Ele agarrou um cacho de uvas que descansava em uma bandeja na mesa central. 
— Eu sei. Só falta um detalhe: quem. 
Ela fitou-lhe pelo espelho.
— Ele surgirá — levantou-se e afrouxou a faixa do roupão. 
Agarrou o cabide com a vestimenta para apresentação.
Escuro. A excitação do público, o anúncio. Chamas artificiais perpassaram pelo vasto palco e do alto desceu a plataforma de Raira. As luzes focalizam-na. Vestia-se com mine-blusa branca e saia agarrada de mesma coloração. Trajava botas e luvas claras que se harmonizavam com seu cabelo comprido, alvo. Os olhos acinzentados, envoltos por maquiagem sobressaíam do rosto pálido ao passo que os lábios finos, contornados por batom branco expressavam sorriso. Tinha o corpo bonito à mostra devido ao traje de pouco tecido. Contava dezesseis anos naquela oportunidade. 

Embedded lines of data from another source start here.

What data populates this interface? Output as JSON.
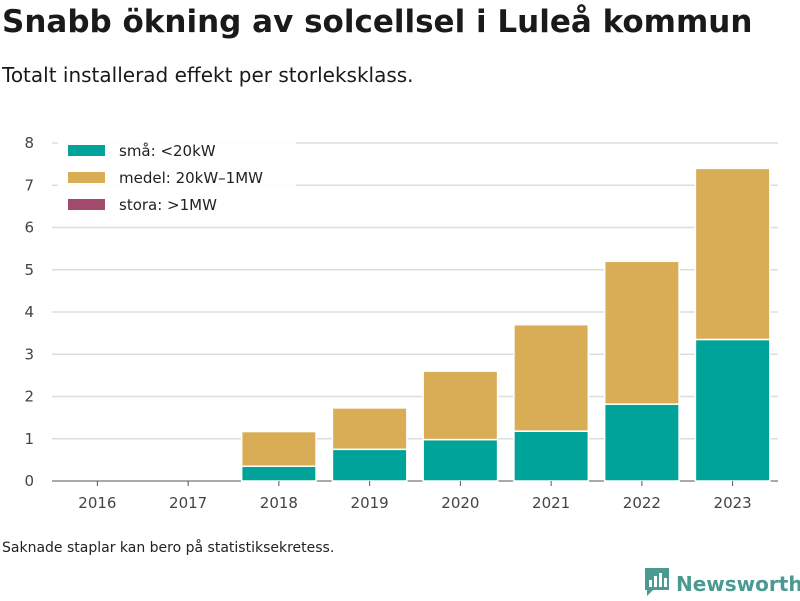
{
  "header": {
    "title": "Snabb ökning av solcellsel i Luleå kommun",
    "subtitle": "Totalt installerad effekt per storleksklass."
  },
  "footer": {
    "note": "Saknade staplar kan bero på statistiksekretess.",
    "brand": "Newsworthy",
    "brand_icon": "bar-chart-logo-icon"
  },
  "colors": {
    "small": "#00a39a",
    "medium": "#d9ad56",
    "large": "#a34a6c",
    "grid": "#dddddd",
    "brand": "#4a9a91"
  },
  "chart_data": {
    "type": "bar",
    "stacked": true,
    "categories": [
      "2016",
      "2017",
      "2018",
      "2019",
      "2020",
      "2021",
      "2022",
      "2023"
    ],
    "series": [
      {
        "name": "små: <20kW",
        "color": "#00a39a",
        "values": [
          0,
          0,
          0.35,
          0.75,
          0.98,
          1.18,
          1.82,
          3.35
        ]
      },
      {
        "name": "medel: 20kW–1MW",
        "color": "#d9ad56",
        "values": [
          0,
          0,
          0.82,
          0.98,
          1.62,
          2.52,
          3.38,
          4.05
        ]
      },
      {
        "name": "stora: >1MW",
        "color": "#a34a6c",
        "values": [
          0,
          0,
          0,
          0,
          0,
          0,
          0,
          0
        ]
      }
    ],
    "yticks": [
      0,
      1,
      2,
      3,
      4,
      5,
      6,
      7,
      8
    ],
    "ylim": [
      0,
      8
    ],
    "grid": true,
    "legend_position": "top-left"
  }
}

Atrás, a banda apareceu quando as luzes do palco se acenderam por completo e o efeito incandescente cessou. Os primeiros acordes da música começaram a ser tocados para o delírio completo dos espectadores. Sem pausa foram apresentadas três canções do álbum atual da cantora. 
No final da última música daquela seleção as luzes se apagaram. Ouvia-se ainda o som dos derradeiros acordes. Quando o palco se acendeu novamente, os holofotes focaram a cantora.

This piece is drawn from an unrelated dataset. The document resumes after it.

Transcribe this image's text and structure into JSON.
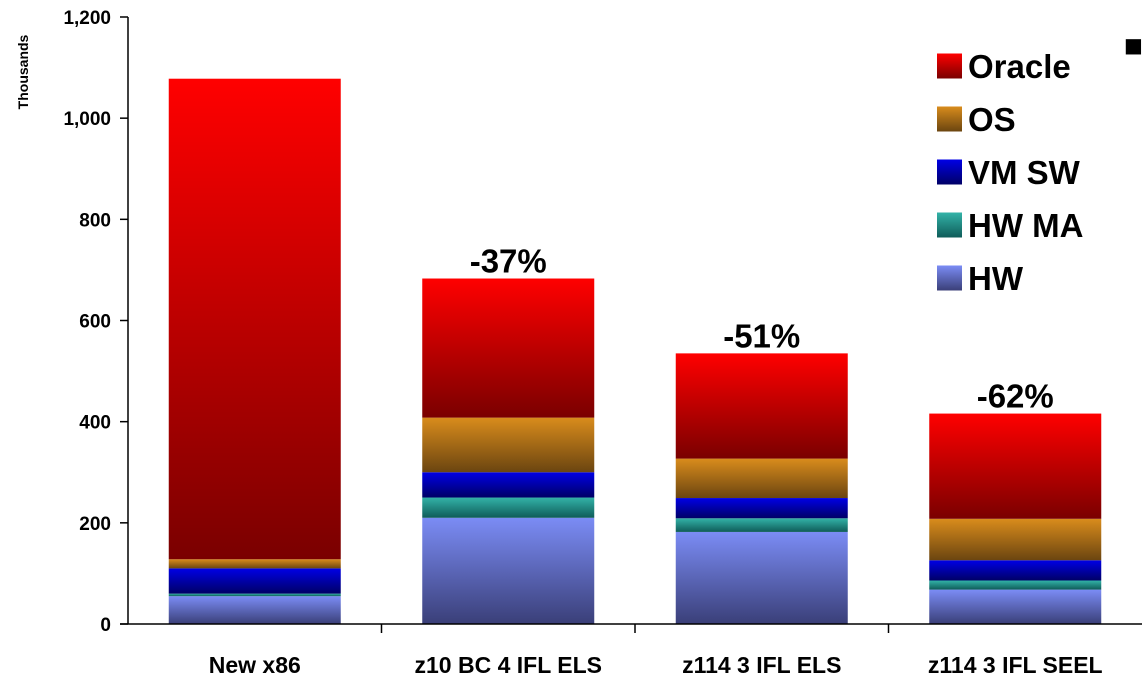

— Boa noite, Peões! — disse Raira Brenemberg do alto do palco para o seu público de aproximadamente quarenta mil pessoas. 
Novo alvoroço.
— É uma honra estar aqui com vocês esta noite. Levantem o Salvo!  
Muitas pessoas levantaram os braços para mostrar um aparelho semelhante a um celular, cuja tela acesa começou a balançar em ritmo impreciso. 
O que aquelas pessoas haviam vivido até aquele momento? A pergunta veio à mente de Raira enquanto respirava com euforia. O suor lhe escorria pela testa maquiada e a pele reluzia por conta da purpurina prateada misturada ao suor. Ela continuou: 
— A próxima música é para todos que sabem viver com intensidade. Àqueles que possuem um motivo para dar a vida. Vou enviar em tempo real a versão que cantar agora para todos que estiverem com o Salvo ligado. 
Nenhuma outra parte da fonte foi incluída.